I've always been afraid that the second Hunter S Thompson died a hoard of untalented rats would start calling their illiterate mental vomit "new journalism." Obviously, my fears were justified. Gonzo journalism is dead. Step away. Leave it alone.
On a side note, I was lucky enough to hangout with Hunter a number times (last time was about 5 months ago) - every time I saw him, he was on the anti-young-gonzo-journalist warpath. It ended up taking up most of his spare time.
So, I guess it wasn't just me being prejudice.

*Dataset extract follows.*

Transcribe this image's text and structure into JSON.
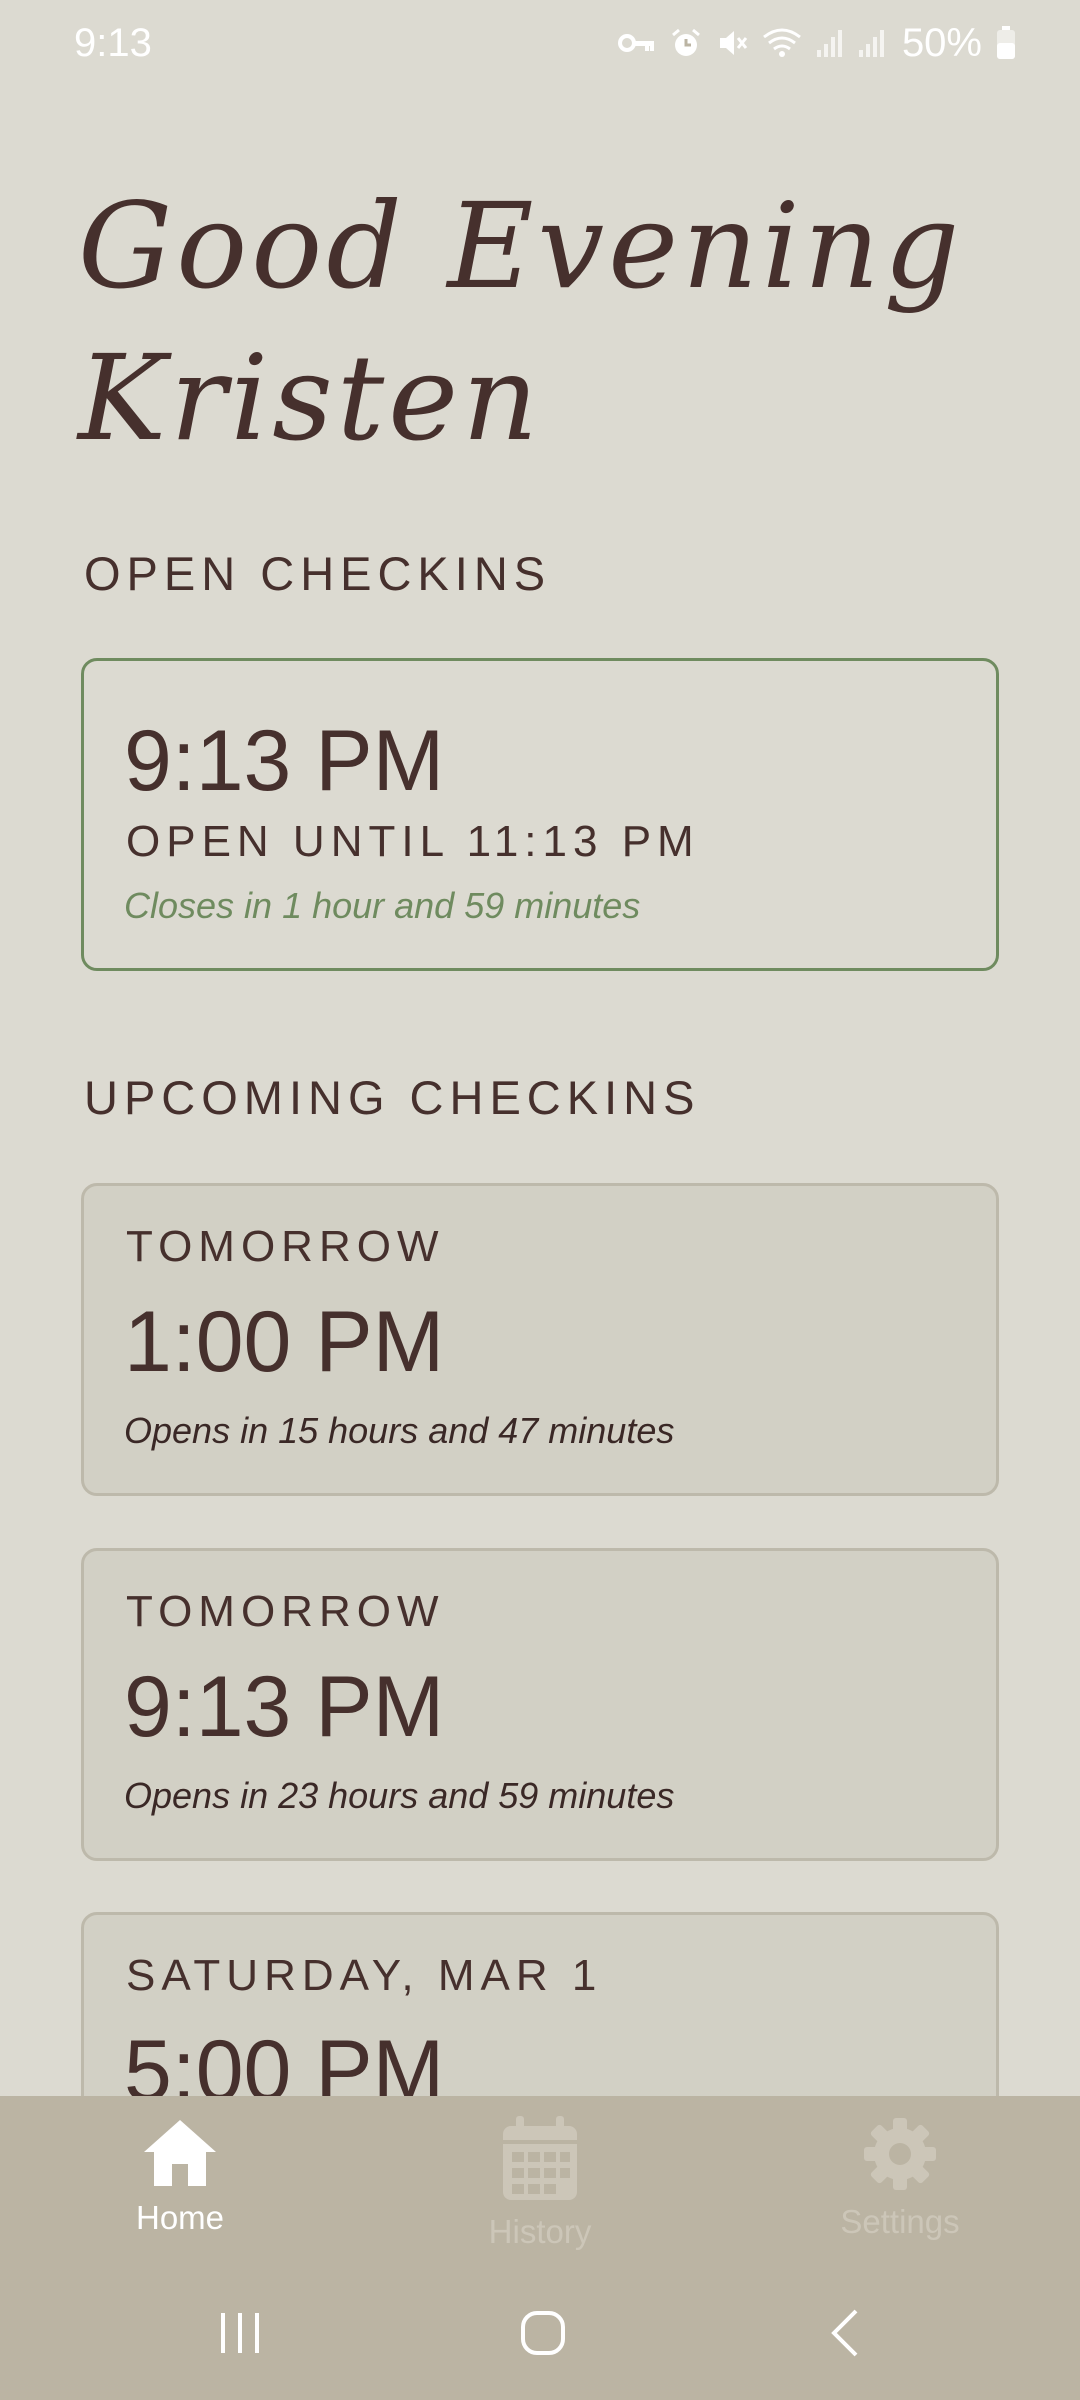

PS: before anyone says this style of journalism is nothing like gonzo journalism, please use a dictionary (look up 'gonzo') and then read a few books on the subject. It is a total rip-off.
rob.
It all depends on the reviewer, but ever game review that I have read that did not have any kind of rating at the end left me wondering whether the game was good or bad, I can hardly ever tell. Granted, the places that I saw them were not very high quality, but it leaves a lot to be desired in what I can tell. A 5-star system to me always makes me think "how can a game be perfect?" After all, a 5/5 is a perfect score. I know its not SUPPOSED to seem like that, and they really mean its fantastic, but its something that rubs the wrong way with me. I read a copy of a friends CGW, and the rating system was just not detiailed enough. They had expanded the 5/5 to basically a 10/10 with "half stars"
I read PC Gamer (US edition, the UK one was mentioned in the article i believe) which has the % system. Any game that has a 90% is great, 80% is great too, and 70% is for fans. Anything less is usually not worth buying. PCG started as a UK magazine imitating a US magazine, and the US version is a US magazine imitating a UK magazine imitating a US magazine (in the 100th anniversary issue they explained this).
While a game can be given a 3/5, a 7/10 it still says "above average, fans of genre". The % system allows people to say "71%" which is above average, but not by much, or "79%" or "almost excellent, but not quite." I am biased about this, I like the % system better, I like the extra detail it can provide. Perhaps with a mentality shift I can learn to live with the 5/5 or 10/10 system, but I still like the 100/100 one better.